The phenomenon is similar to the 2018 #WalkAway movement that featured purported ex-Democrats detailing their reasons for leaving the party. The movement quickly attracted the Kremlin’s notice, who put its army of trolls to work boosting the hashtag.

Pundit Cheri Jacobus appears to have started the #ILeftTheGOP trend with a pair of Sunday night tweets, the first responding to USA Today’s Sophia A. Nelson’s comment wondering if Republican senators would step up or fall in line in light of Bolton’s allegations.

Jacobus’s call to action quickly caught on. Thousands flocked to Twitter to share their stories about leaving the Republican Party.

Common themes to the reasons given include realizing that the party caters to the wealthy, becoming disillusioned with it during the second Iraq War or over its handling of Trump’s impeachment, concerns about its embrace of white nationalism and other forms of bigotry, and other issues with Republican policies and the conduct of its elected representatives.

Some of the tweets are heartbreaking, a few are amusing, but most convey disgust and resolve.

It is, however, unclear if people posting are actually former Republicans, or just people using the hashtag to criticize the GOP.

By and large, however, the prevailing reason given for leaving the GOP is simple: Trump.
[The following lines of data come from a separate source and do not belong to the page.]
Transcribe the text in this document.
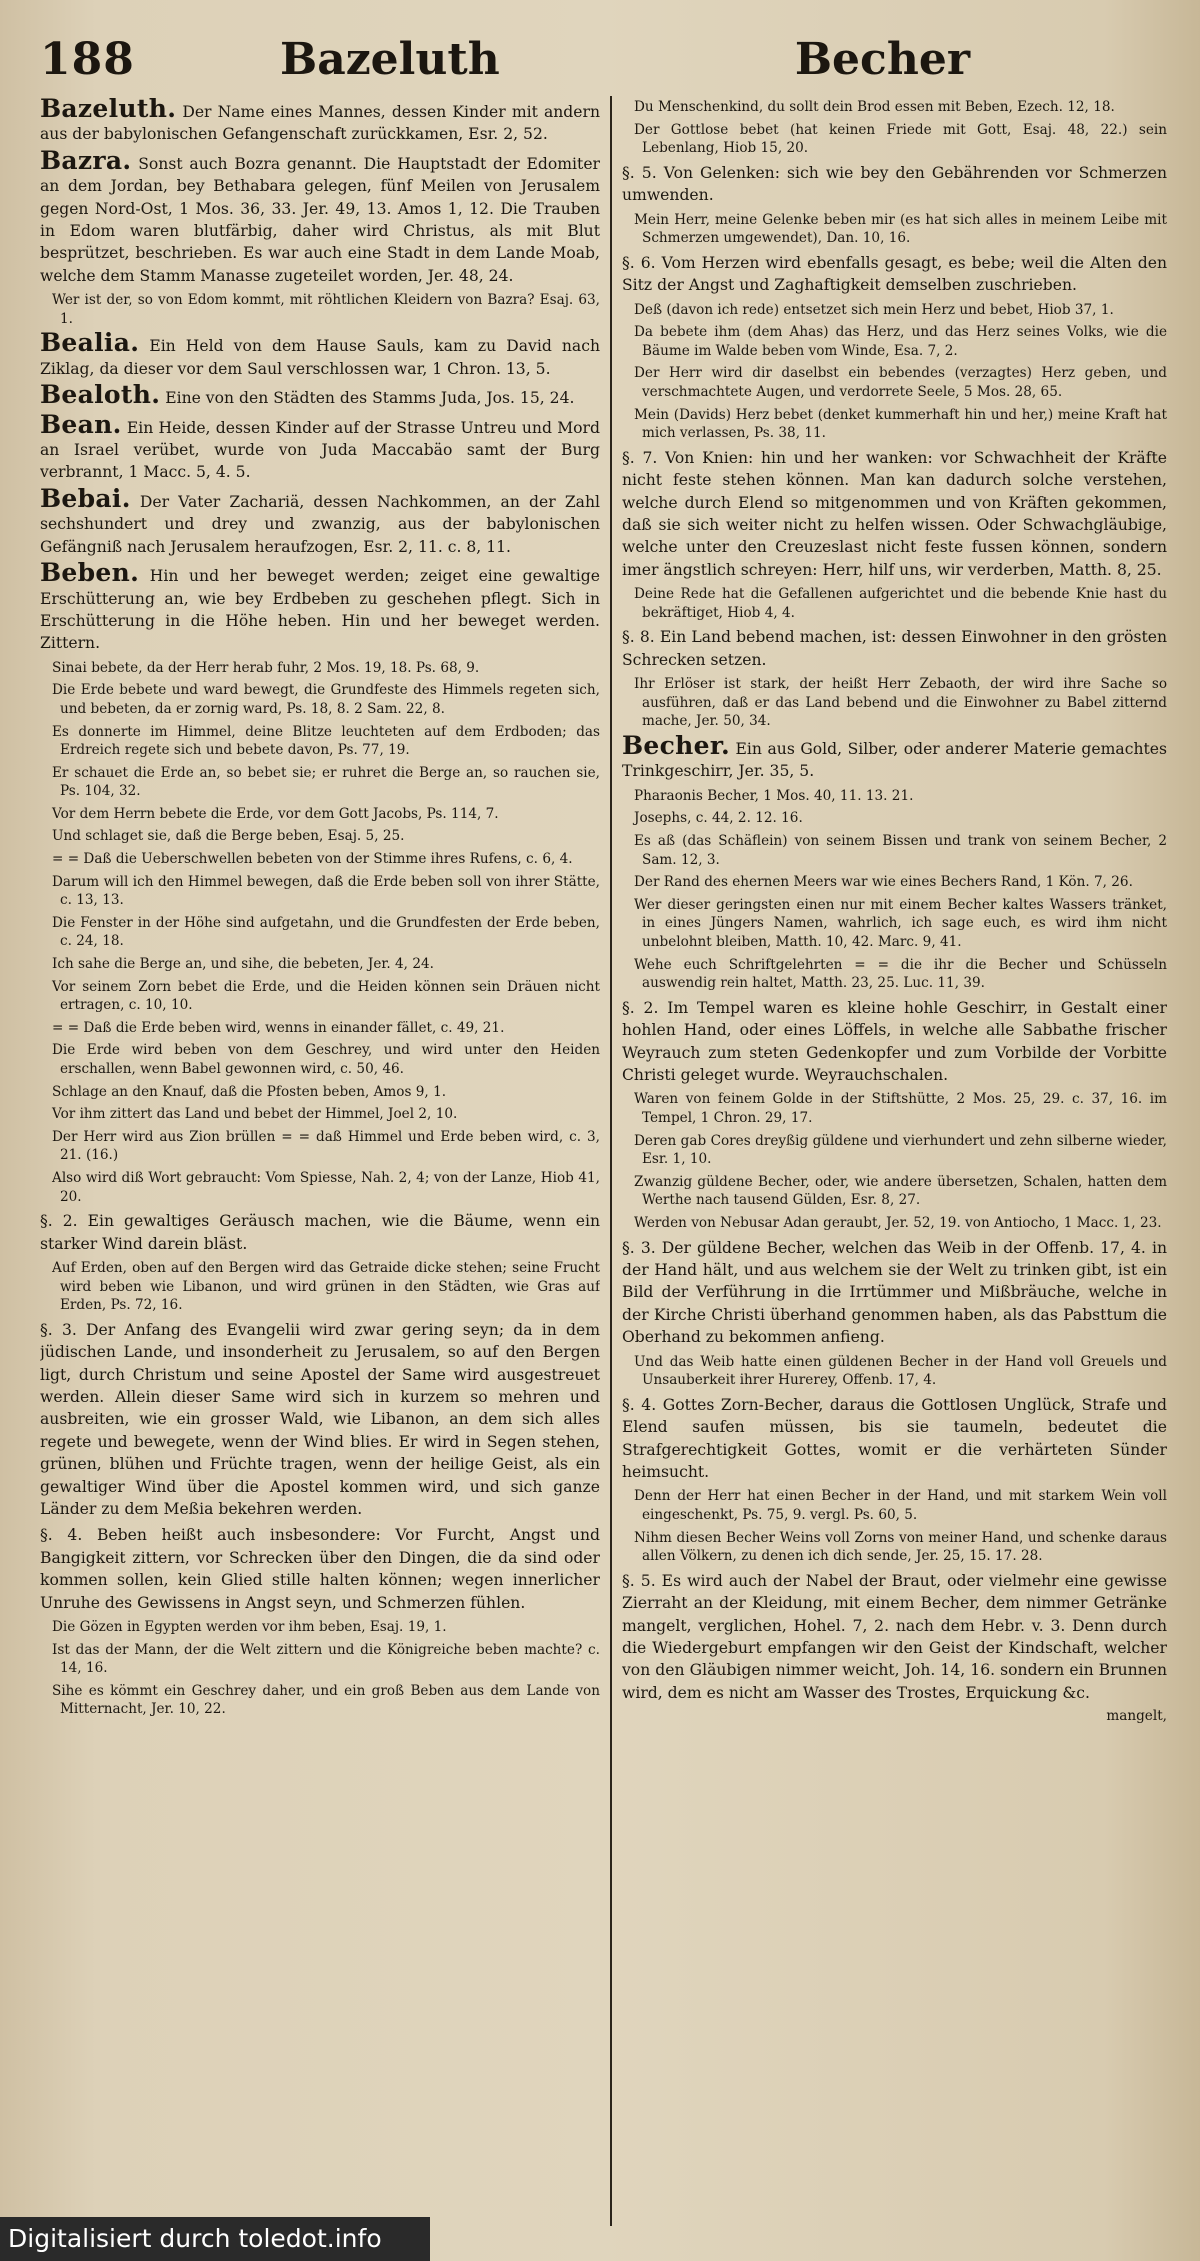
188	Bazeluth	Becher

Bazeluth. Der Name eines Mannes, dessen Kinder mit andern aus der babylonischen Gefangenschaft zurückkamen, Esr. 2, 52.

Bazra. Sonst auch Bozra genannt. Die Hauptstadt der Edomiter an dem Jordan, bey Bethabara gelegen, fünf Meilen von Jerusalem gegen Nord-Ost, 1 Mos. 36, 33. Jer. 49, 13. Amos 1, 12. Die Trauben in Edom waren blutfärbig, daher wird Christus, als mit Blut besprützet, beschrieben. Es war auch eine Stadt in dem Lande Moab, welche dem Stamm Manasse zugeteilet worden, Jer. 48, 24.

Wer ist der, so von Edom kommt, mit röhtlichen Kleidern von Bazra? Esaj. 63, 1.

Bealia. Ein Held von dem Hause Sauls, kam zu David nach Ziklag, da dieser vor dem Saul verschlossen war, 1 Chron. 13, 5.

Bealoth. Eine von den Städten des Stamms Juda, Jos. 15, 24.

Bean. Ein Heide, dessen Kinder auf der Strasse Untreu und Mord an Israel verübet, wurde von Juda Maccabäo samt der Burg verbrannt, 1 Macc. 5, 4. 5.

Bebai. Der Vater Zachariä, dessen Nachkommen, an der Zahl sechshundert und drey und zwanzig, aus der babylonischen Gefängniß nach Jerusalem heraufzogen, Esr. 2, 11. c. 8, 11.

Beben. Hin und her beweget werden; zeiget eine gewaltige Erschütterung an, wie bey Erdbeben zu geschehen pflegt. Sich in Erschütterung in die Höhe heben. Hin und her beweget werden. Zittern.

Sinai bebete, da der Herr herab fuhr, 2 Mos. 19, 18. Ps. 68, 9.

Die Erde bebete und ward bewegt, die Grundfeste des Himmels regeten sich, und bebeten, da er zornig ward, Ps. 18, 8. 2 Sam. 22, 8.

Es donnerte im Himmel, deine Blitze leuchteten auf dem Erdboden; das Erdreich regete sich und bebete davon, Ps. 77, 19.

Er schauet die Erde an, so bebet sie; er ruhret die Berge an, so rauchen sie, Ps. 104, 32.

Vor dem Herrn bebete die Erde, vor dem Gott Jacobs, Ps. 114, 7.

Und schlaget sie, daß die Berge beben, Esaj. 5, 25.

= = Daß die Ueberschwellen bebeten von der Stimme ihres Rufens, c. 6, 4.

Darum will ich den Himmel bewegen, daß die Erde beben soll von ihrer Stätte, c. 13, 13.

Die Fenster in der Höhe sind aufgetahn, und die Grundfesten der Erde beben, c. 24, 18.

Ich sahe die Berge an, und sihe, die bebeten, Jer. 4, 24.

Vor seinem Zorn bebet die Erde, und die Heiden können sein Dräuen nicht ertragen, c. 10, 10.

= = Daß die Erde beben wird, wenns in einander fället, c. 49, 21.

Die Erde wird beben von dem Geschrey, und wird unter den Heiden erschallen, wenn Babel gewonnen wird, c. 50, 46.

Schlage an den Knauf, daß die Pfosten beben, Amos 9, 1.

Vor ihm zittert das Land und bebet der Himmel, Joel 2, 10.

Der Herr wird aus Zion brüllen = = daß Himmel und Erde beben wird, c. 3, 21. (16.)

Also wird diß Wort gebraucht: Vom Spiesse, Nah. 2, 4; von der Lanze, Hiob 41, 20.

§. 2. Ein gewaltiges Geräusch machen, wie die Bäume, wenn ein starker Wind darein bläst.

Auf Erden, oben auf den Bergen wird das Getraide dicke stehen; seine Frucht wird beben wie Libanon, und wird grünen in den Städten, wie Gras auf Erden, Ps. 72, 16.

§. 3. Der Anfang des Evangelii wird zwar gering seyn; da in dem jüdischen Lande, und insonderheit zu Jerusalem, so auf den Bergen ligt, durch Christum und seine Apostel der Same wird ausgestreuet werden. Allein dieser Same wird sich in kurzem so mehren und ausbreiten, wie ein grosser Wald, wie Libanon, an dem sich alles regete und bewegete, wenn der Wind blies. Er wird in Segen stehen, grünen, blühen und Früchte tragen, wenn der heilige Geist, als ein gewaltiger Wind über die Apostel kommen wird, und sich ganze Länder zu dem Meßia bekehren werden.

§. 4. Beben heißt auch insbesondere: Vor Furcht, Angst und Bangigkeit zittern, vor Schrecken über den Dingen, die da sind oder kommen sollen, kein Glied stille halten können; wegen innerlicher Unruhe des Gewissens in Angst seyn, und Schmerzen fühlen.

Die Gözen in Egypten werden vor ihm beben, Esaj. 19, 1.

Ist das der Mann, der die Welt zittern und die Königreiche beben machte? c. 14, 16.

Sihe es kömmt ein Geschrey daher, und ein groß Beben aus dem Lande von Mitternacht, Jer. 10, 22.

Du Menschenkind, du sollt dein Brod essen mit Beben, Ezech. 12, 18.

Der Gottlose bebet (hat keinen Friede mit Gott, Esaj. 48, 22.) sein Lebenlang, Hiob 15, 20.

§. 5. Von Gelenken: sich wie bey den Gebährenden vor Schmerzen umwenden.

Mein Herr, meine Gelenke beben mir (es hat sich alles in meinem Leibe mit Schmerzen umgewendet), Dan. 10, 16.

§. 6. Vom Herzen wird ebenfalls gesagt, es bebe; weil die Alten den Sitz der Angst und Zaghaftigkeit demselben zuschrieben.

Deß (davon ich rede) entsetzet sich mein Herz und bebet, Hiob 37, 1.

Da bebete ihm (dem Ahas) das Herz, und das Herz seines Volks, wie die Bäume im Walde beben vom Winde, Esa. 7, 2.

Der Herr wird dir daselbst ein bebendes (verzagtes) Herz geben, und verschmachtete Augen, und verdorrete Seele, 5 Mos. 28, 65.

Mein (Davids) Herz bebet (denket kummerhaft hin und her,) meine Kraft hat mich verlassen, Ps. 38, 11.

§. 7. Von Knien: hin und her wanken: vor Schwachheit der Kräfte nicht feste stehen können. Man kan dadurch solche verstehen, welche durch Elend so mitgenommen und von Kräften gekommen, daß sie sich weiter nicht zu helfen wissen. Oder Schwachgläubige, welche unter den Creuzeslast nicht feste fussen können, sondern imer ängstlich schreyen: Herr, hilf uns, wir verderben, Matth. 8, 25.

Deine Rede hat die Gefallenen aufgerichtet und die bebende Knie hast du bekräftiget, Hiob 4, 4.

§. 8. Ein Land bebend machen, ist: dessen Einwohner in den grösten Schrecken setzen.

Ihr Erlöser ist stark, der heißt Herr Zebaoth, der wird ihre Sache so ausführen, daß er das Land bebend und die Einwohner zu Babel zitternd mache, Jer. 50, 34.

Becher. Ein aus Gold, Silber, oder anderer Materie gemachtes Trinkgeschirr, Jer. 35, 5.

Pharaonis Becher, 1 Mos. 40, 11. 13. 21.

Josephs, c. 44, 2. 12. 16.

Es aß (das Schäflein) von seinem Bissen und trank von seinem Becher, 2 Sam. 12, 3.

Der Rand des ehernen Meers war wie eines Bechers Rand, 1 Kön. 7, 26.

Wer dieser geringsten einen nur mit einem Becher kaltes Wassers tränket, in eines Jüngers Namen, wahrlich, ich sage euch, es wird ihm nicht unbelohnt bleiben, Matth. 10, 42. Marc. 9, 41.

Wehe euch Schriftgelehrten = = die ihr die Becher und Schüsseln auswendig rein haltet, Matth. 23, 25. Luc. 11, 39.

§. 2. Im Tempel waren es kleine hohle Geschirr, in Gestalt einer hohlen Hand, oder eines Löffels, in welche alle Sabbathe frischer Weyrauch zum steten Gedenkopfer und zum Vorbilde der Vorbitte Christi geleget wurde. Weyrauchschalen.

Waren von feinem Golde in der Stiftshütte, 2 Mos. 25, 29. c. 37, 16. im Tempel, 1 Chron. 29, 17.

Deren gab Cores dreyßig güldene und vierhundert und zehn silberne wieder, Esr. 1, 10.

Zwanzig güldene Becher, oder, wie andere übersetzen, Schalen, hatten dem Werthe nach tausend Gülden, Esr. 8, 27.

Werden von Nebusar Adan geraubt, Jer. 52, 19. von Antiocho, 1 Macc. 1, 23.

§. 3. Der güldene Becher, welchen das Weib in der Offenb. 17, 4. in der Hand hält, und aus welchem sie der Welt zu trinken gibt, ist ein Bild der Verführung in die Irrtümmer und Mißbräuche, welche in der Kirche Christi überhand genommen haben, als das Pabsttum die Oberhand zu bekommen anfieng.

Und das Weib hatte einen güldenen Becher in der Hand voll Greuels und Unsauberkeit ihrer Hurerey, Offenb. 17, 4.

§. 4. Gottes Zorn-Becher, daraus die Gottlosen Unglück, Strafe und Elend saufen müssen, bis sie taumeln, bedeutet die Strafgerechtigkeit Gottes, womit er die verhärteten Sünder heimsucht.

Denn der Herr hat einen Becher in der Hand, und mit starkem Wein voll eingeschenkt, Ps. 75, 9. vergl. Ps. 60, 5.

Nihm diesen Becher Weins voll Zorns von meiner Hand, und schenke daraus allen Völkern, zu denen ich dich sende, Jer. 25, 15. 17. 28.

§. 5. Es wird auch der Nabel der Braut, oder vielmehr eine gewisse Zierraht an der Kleidung, mit einem Becher, dem nimmer Getränke mangelt, verglichen, Hohel. 7, 2. nach dem Hebr. v. 3. Denn durch die Wiedergeburt empfangen wir den Geist der Kindschaft, welcher von den Gläubigen nimmer weicht, Joh. 14, 16. sondern ein Brunnen wird, dem es nicht am Wasser des Trostes, Erquickung &c.

mangelt,
Digitalisiert durch toledot.info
In tweet after tweet, self-proclaimed former Republicans write that they left the party because of Donald Trump.

Trump’s presidency has inspired numerous Republican representatives to decide against seeking re-election and led others to switch parties.

Conservatives, meanwhile, pushed back against the hashtag, at times in questionable fashion.

“I just heard whoever started the on Twitter hashtag has a severe form of herpes,” wrote radio host Wayne Dupree.

It remains to be seen whether the alleged exodus of Republicans affects the upcoming election.

“I just hope everyone who says #ILeftTheGOP is registered to vote and ready to flip the script in November,” tweeted author John Pavlovitz.